4. Investment asset acquired on or before DDMMYY
The non-resident entity acquired their investment assets on or before DDMMYY.
Therefore, this requirement is satisfied.
It is noted the transitional provisions will not apply in respect of ordinary or statutory income received as a return on investments acquired by the non-resident entity after DDMMYY.
5. Applied for a private ruling on or before DDMMYY
The non-resident entity applied for a private ruling before DDMMYY.
Therefore, this requirement is satisfied.
6. Private ruling made before 1 July 2026
A private ruling was made before 1 July 2026. The Commissioner determined in this private ruling that the non-resident entity was immune from liability to income tax and withholding tax under the common law doctrine of sovereign immunity on any income and capital gains derived from their investments.
Therefore, this requirement is satisfied.
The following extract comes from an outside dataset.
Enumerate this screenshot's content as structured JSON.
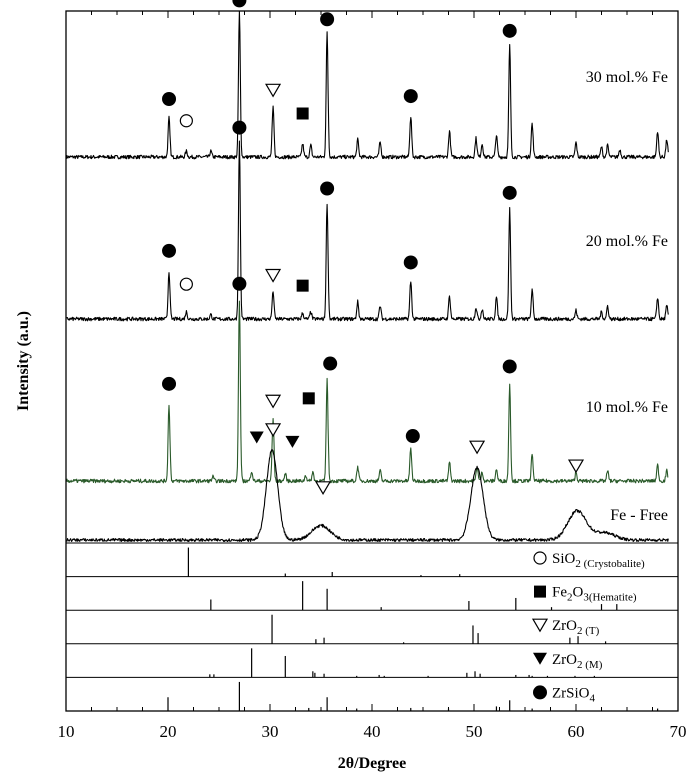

7. Private ruling applied during the relevant period
The non-resident entity's private ruling issued before 1 July 2026 and applied during at least part of the period starting on DDMMYY and ending before 1 July 2026.
Therefore, this requirement is satisfied.
8. Scheme not materially different
The scheme is not materially different to the scheme specified in the private ruling that issued.
Therefore, this requirement is satisfied.
9. Relevant income year
The ruling period of this ruling is 1 July 2019 to 30 June 2026.
Therefore, this requirement is satisfied.
Conclusion
All of the requirements in section 880-5 of the IT(TP)A 1997 are satisfied.